Il est un nom que je veux ici particulièrement citer. Je m’en suis fait la promesse. C’est celui du commissaire de police de Val-de-Reuil : Arnaud Beldon. Visitant la commune de Normandie dont je suis le Maire, vous l’avez installé, Monsieur le Ministre, dans ses responsabilités. Le 13 novembre dernier, allant à un concert à Paris avec son amie, la commissaire de Deauville, une balle de Kalachnikov est venue briser son corps. Il n’a pas 40 ans. Il est à l’hôpital Percy. Pour lui, la convalescence sera longue et la vie difficile. Gravement blessé, il a  pourtant donné l’ordre à ceux qui l’entouraient de fuir et de le laisser. Qui peut se persuader qu’il aurait eu dans de pareilles circonstances une telle force d’âme ?

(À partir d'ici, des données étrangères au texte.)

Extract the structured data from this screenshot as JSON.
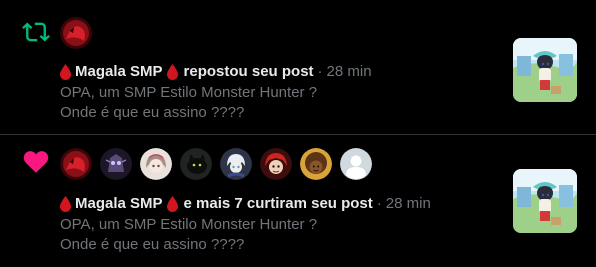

Je n’arrive pas à la cheville de ces hommes exceptionnels. Pourtant j’ai accepté cette distinction. Tout simplement parce qu’elle me remplissait de fierté et de joie et parce que, à ces émotions, se sont agrégés l’amitié, le souvenir, le respect.

D’abord l’amitié. Certains souhaiteraient-ils sont de moins en moins nombreux – que des ministres deviennent leurs amis. Il se trouve que plusieurs de mes amis – ils sont de plus en plus nombreux – sont devenus ministres. Jean-Vincent Placé est avec nous ce soir. Qui sait où il sera demain ?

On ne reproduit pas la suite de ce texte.